French politics will stray into uncharted territory this weekend when left-wing voters will be invited to take part in the country's first "open" presidential, primary election.
If pollsters are correct, little doubt remains about the identity of the centre-left challenger to President Nicolas Sarkozy next year. This week, the former Socialist party leader, Francois Hollande, 57, extended his lead in the opinion polls.
Tomorrow's vote will be the first time that any French political party has opened its choice of presidential candidate to all comers. Anyone who has a national voting card can cast a ballot, so long as they pay a minimum of €1 ($1.70) to the Parti Socialiste and declare themselves to share the "values of the left".
Socialist party officials hope that as many as 2 million people will take part. Since the breadth and political chemistry of the electorate is uncertain, opinion polling is more hazardous than usual. The five candidates who are trailing behind Hollande, especially the party leader, Martine Aubry, predict that the pollsters will be badly embarrassed this weekend. Some of Hollande's supporters say that he might reach 50 per cent, enough to be elected outright and pre-empt the two-candidate second round a week later.

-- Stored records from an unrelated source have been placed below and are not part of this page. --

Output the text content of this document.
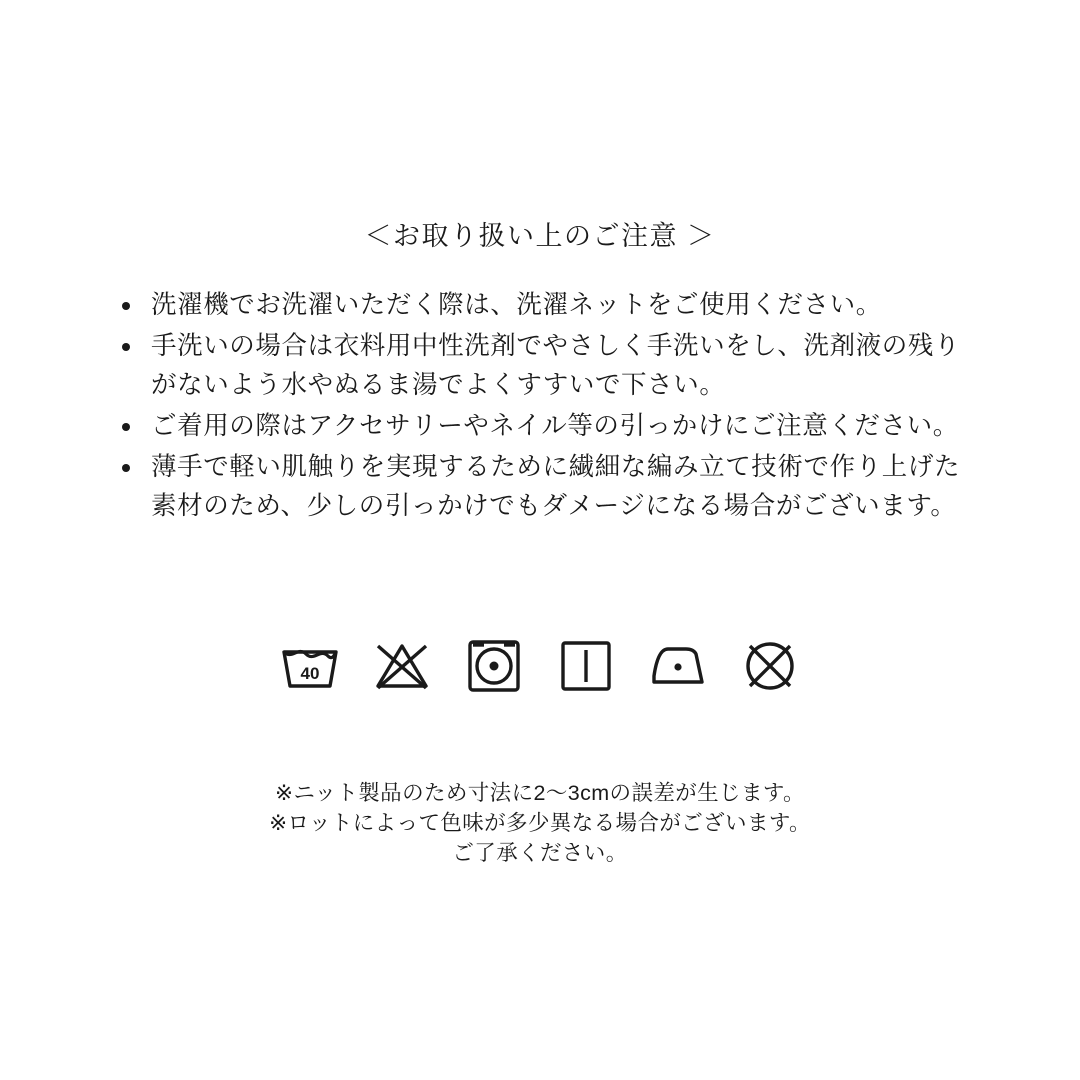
＜お取り扱い上のご注意 ＞
洗濯機でお洗濯いただく際は、洗濯ネットをご使用ください。
手洗いの場合は衣料用中性洗剤でやさしく手洗いをし、洗剤液の残りがないよう水やぬるま湯でよくすすいで下さい。
ご着用の際はアクセサリーやネイル等の引っかけにご注意ください。
薄手で軽い肌触りを実現するために繊細な編み立て技術で作り上げた素材のため、少しの引っかけでもダメージになる場合がございます。
40
※ニット製品のため寸法に2〜3cmの誤差が生じます。
※ロットによって色味が多少異なる場合がございます。
ご了承ください。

One poll this week showed Hollande with more than 50 per cent support among Socialist party members and 46 per cent support among those left-wing sympathisers who say that they are certain to vote.
Despite the American origins of the primary idea, this will be a very French election. There has been little controversy and a series of worthy but dull television debates. The intention is to create nationwide, rather than partisan, momentum behind a centre-left challenger long before the presidential election next April and May. Since both Hollande and Aubry are predicted to defeat Sarkozy easily, the experiment can be said, so far, to have been a success.
Hollande has been the great beneficiary of the aborted ambition of the former Socialist Finance Minister, Dominique Strauss-Kahn. DSK was the overwhelming favourite to win the Socialist primary when he was arrested in New York in May on attempted rape charges, which have since been dropped.
Hollande, humorous, likeable, sharp-minded but unexciting, has also benefited from the debt crisis, the unpopularity of Sarkozy and the corruption investigations which have swirled around the President's friends. He promises to be a "normal, honest and moral" President.